Knowledge is a terrible thing.
Six months ago, I could still shop in blissful ignorance of working conditions in the Far East. I was far more concerned about going ten minutes over my own 37 hour week, than considerate of the fact that somewhere in China, 15 year old kids are working twice that for £40 a month. Now I’ve seen and read too much, and it’s so hard to shop.
But what can you do? You need clothes and shoes. There is a very limited range of stuff marketed deliberately at people who want to shop ethically. There’s a good directory of ethical businesses here, but of course it doesn’t tell you which of the high street retailers have good social compliance programmes. That’s because so few of them do; but it would be nice to know which ones they were, so that I wasn’t stuck with a choice between tie-dyed sarongs, hemp hoodies, and bags made out of recycled inner tubes. Bags made from inner tubes are very ugly.
Another option would be to become more self-sufficient, make things myself; but although I admire Pix’s adventures in knitting, I’m simply not very good with my hands. I am also slightly stupid when it comes to purchasing raw materials – where do I start? And how do I know that the fabrics were manufactured ethically, anyway?

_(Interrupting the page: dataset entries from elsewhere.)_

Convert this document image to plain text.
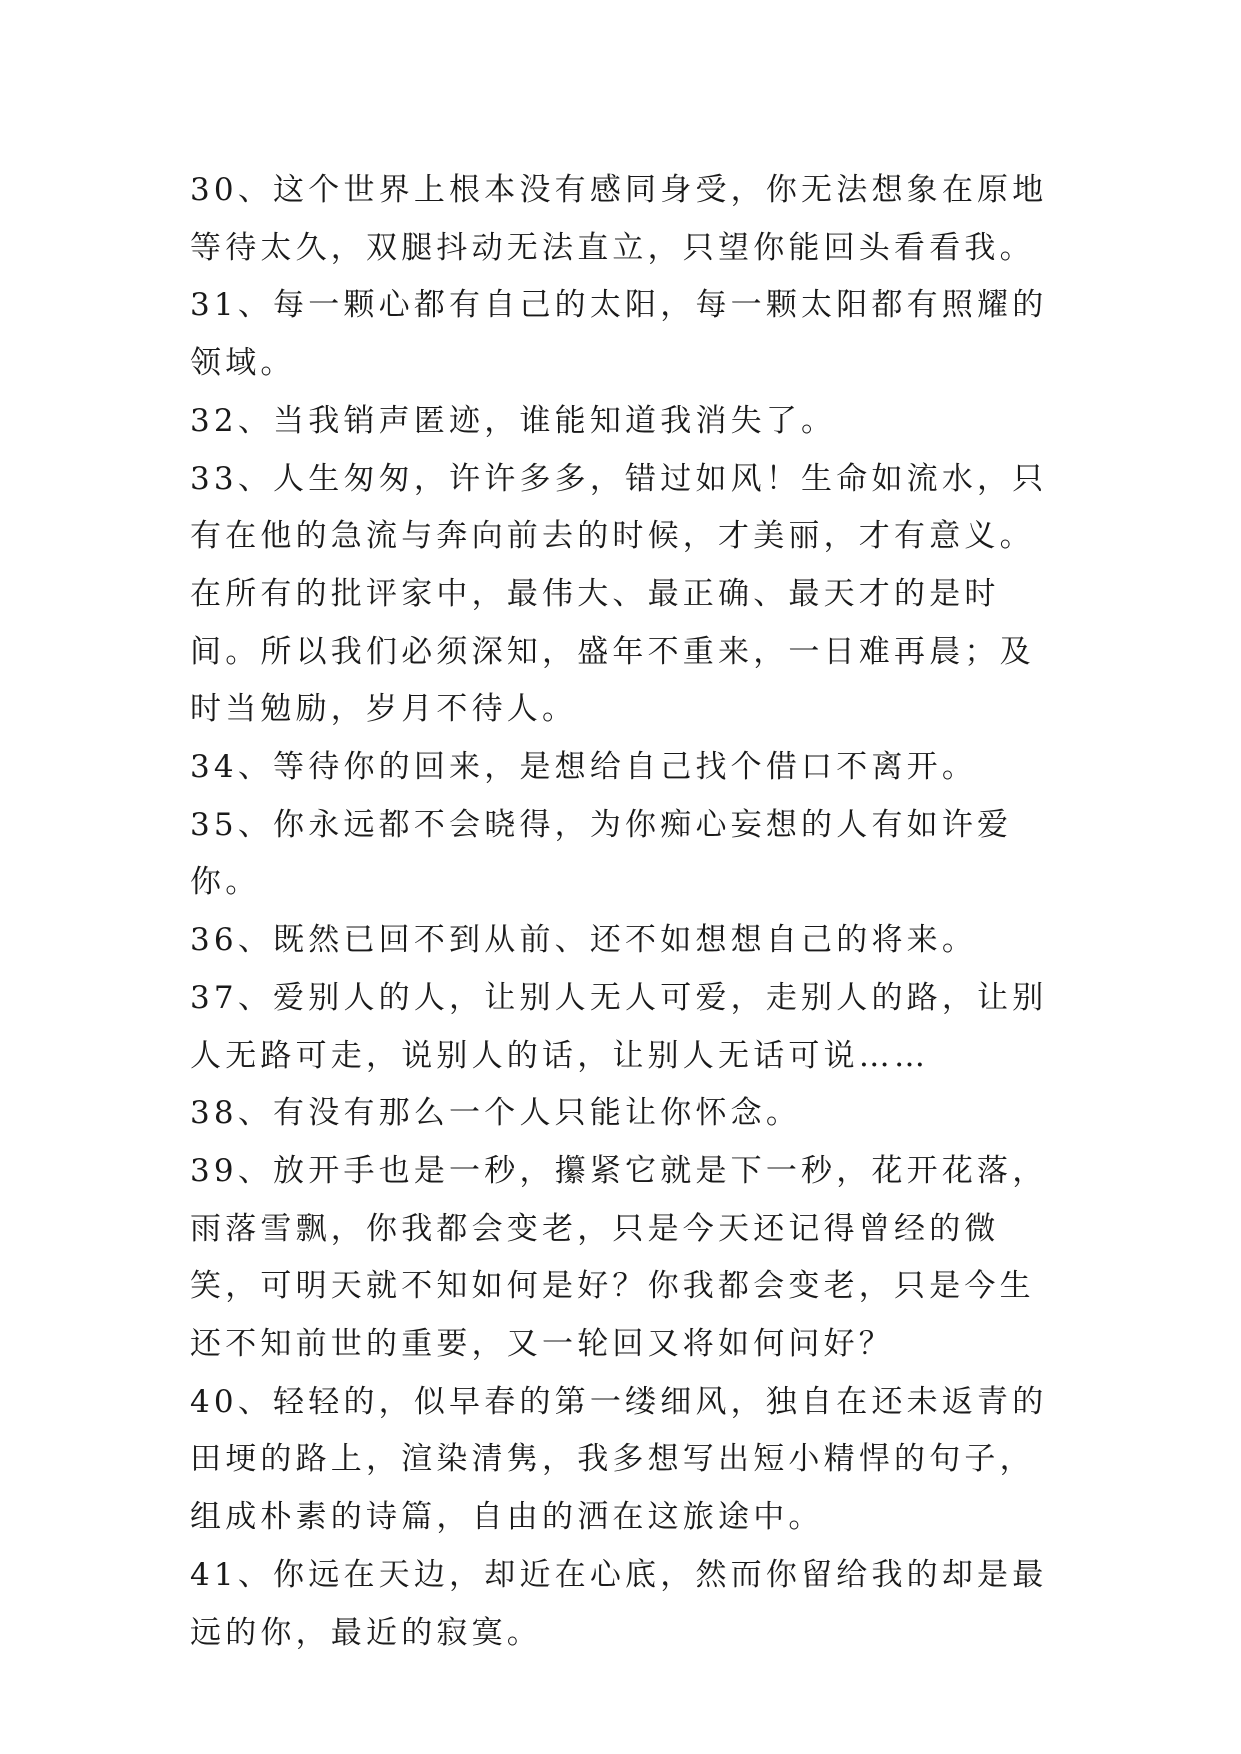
30、这个世界上根本没有感同身受，你无法想象在原地等待太久，双腿抖动无法直立，只望你能回头看看我。

31、每一颗心都有自己的太阳，每一颗太阳都有照耀的领域。

32、当我销声匿迹，谁能知道我消失了。

33、人生匆匆，许许多多，错过如风！生命如流水，只有在他的急流与奔向前去的时候，才美丽，才有意义。在所有的批评家中，最伟大、最正确、最天才的是时间。所以我们必须深知，盛年不重来，一日难再晨；及时当勉励，岁月不待人。

34、等待你的回来，是想给自己找个借口不离开。

35、你永远都不会晓得，为你痴心妄想的人有如许爱你。

36、既然已回不到从前、还不如想想自己的将来。

37、爱别人的人，让别人无人可爱，走别人的路，让别人无路可走，说别人的话，让别人无话可说……

38、有没有那么一个人只能让你怀念。

39、放开手也是一秒，攥紧它就是下一秒，花开花落，雨落雪飘，你我都会变老，只是今天还记得曾经的微笑，可明天就不知如何是好？你我都会变老，只是今生还不知前世的重要，又一轮回又将如何问好？

40、轻轻的，似早春的第一缕细风，独自在还未返青的田埂的路上，渲染清隽，我多想写出短小精悍的句子，组成朴素的诗篇，自由的洒在这旅途中。

41、你远在天边，却近在心底，然而你留给我的却是最远的你，最近的寂寞。
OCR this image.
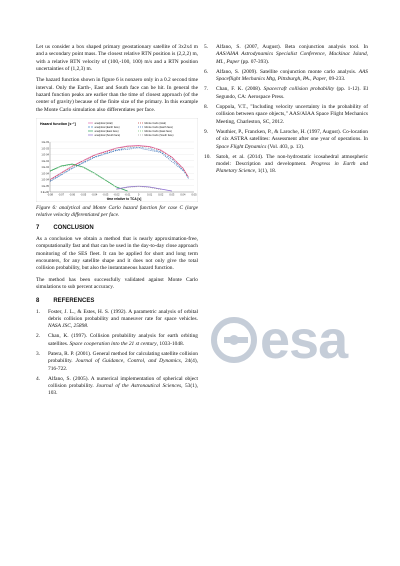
Let us consider a box shaped primary geostationary satellite of 3x2x4 m and a secondary point mass. The closest relative RTN position is (2,2,2) m, with a relative RTN velocity of (100,-100, 100) m/s and a RTN position uncertainties of (1,2,3) m.

The hazard function shown in figure 6 is nonzero only in a 0.2 second time interval. Only the Earth-, East and South face can be hit. In general the hazard function peaks are earlier than the time of closest approach (of the center of gravity) because of the finite size of the primary. In this example the Monte Carlo simulation also differentiates per face.

Hazard function [s⁻¹]	analytical (total)
analytical (Earth face)
analytical (East face)
analytical (South face)
Monte Carlo (total)
Monte Carlo (Earth face)
Monte Carlo (East face)
Monte Carlo (South face)
1.E-03
1.E-03
1.E-04
1.E-04
1.E-04
1.E-04
1.E-04
1.E-05
0.E+00
-0.08 -0.07 -0.06 -0.05 -0.04 -0.03 -0.02 -0.01	0	0.01 0.02 0.03 0.04 0.05
time relative to TCA [s]

Figure 6: analytical and Monte Carlo hazard function for case C (large relative velocity differentiated per face.

7 CONCLUSION

As a conclusion we obtain a method that is nearly approximation-free, computationally fast and that can be used in the day-to-day close approach monitoring of the SES fleet. It can be applied for short and long term encounters, for any satellite shape and it does not only give the total collision probability, but also the instantaneous hazard function.

The method has been successfully validated against Monte Carlo simulations to sub percent accuracy.

8 REFERENCES
1.	Foster, J. L., & Estes, H. S. (1992). A parametric analysis of orbital debris collision probability and maneuver rate for space vehicles. NASA JSC, 25898.
2.	Chan, K. (1997). Collision probability analysis for earth orbiting satellites. Space cooperation into the 21 st century, 1033-1048.
3.	Patera, R. P. (2001). General method for calculating satellite collision probability. Journal of Guidance, Control, and Dynamics, 24(4), 716-722.
4.	Alfano, S. (2005). A numerical implementation of spherical object collision probability. Journal of the Astronautical Sciences, 53(1), 103.
5.	Alfano, S. (2007, August). Beta conjunction analysis tool. In AAS/AIAA Astrodynamics Specialist Conference, Mackinac Island, MI., Paper (pp. 07-393).
6.	Alfano, S. (2009). Satellite conjunction monte carlo analysis. AAS Spaceflight Mechanics Mtg, Pittsburgh, PA., Paper, 09-233.
7.	Chan, F. K. (2008). Spacecraft collision probability (pp. 1-12). El Segundo, CA: Aerospace Press.
8.	Coppola, V.T., "Including velocity uncertainty in the probability of collision between space objects," AAS/AIAA Space Flight Mechanics Meeting, Charleston, SC, 2012.
9.	Wauthier, P., Francken, P., & Laroche, H. (1997, August). Co-location of six ASTRA satellites: Assessment after one year of operations. In Space Flight Dynamics (Vol. 403, p. 13).
10. Satoh, et al. (2014). The non-hydrostatic icosahedral atmospheric model: Description and development. Progress in Earth and Planetary Science, 1(1), 18.
esa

And what if, by making my own clothes, I am in a small way doing some Chinese child out of a job? You see, making things better is a very big, daunting task.
So, assuming we can’t make our own, and we don’t want to wear organic clothing with unfinished edges, how do we know which high street retailers are good? It’s impossible. Obviously you can look at their website, and if you’re persistent then you might find something like the social compliance statement made by the Arcadia Group, which owns Dorothy Perkins, Burtons etc. If you get the Flash site, go to About Us and click on Ethical Policy. This will show you their code of conduct, which is fairly standard, roughly based on SA8000; but scroll to the end and check out the bit about Monitoring & Inspection: it doesn’t say anything about enforcement, does it?
In a desparate attempt to feel better about buying so many pairs of shoes, I emailed Faith to find out what their attitude was. They replied that they had an internal monitoring programme. This generally means that they tell the factories that they have to be nice, and leave it at that; what it most certainly does NOT mean, is that they make regular checks and drop the factories who systematically violate human rights. No, because those are the cheapest ones.
So should I only shop at stores that belong to my own clients? Because frankly, they’re just as bad. I have one client who dropped their entire compliance programme, because the audit results were so horrific. I won’t be shopping there. I have other clients who are impressively committed, but it’s like painting the Forth Bridge, really it is. They try, but there are so many factories, and the ones who get the highest grades are probably the ones most skilled at bamboozling auditors.
The best option seems to be to support the shops who try, and avoid the ones who transparently only do this to prevent a Nike-style PR disaster. Of course, I can’t ever tell you which is which, because I would lose my own job. Google is your friend.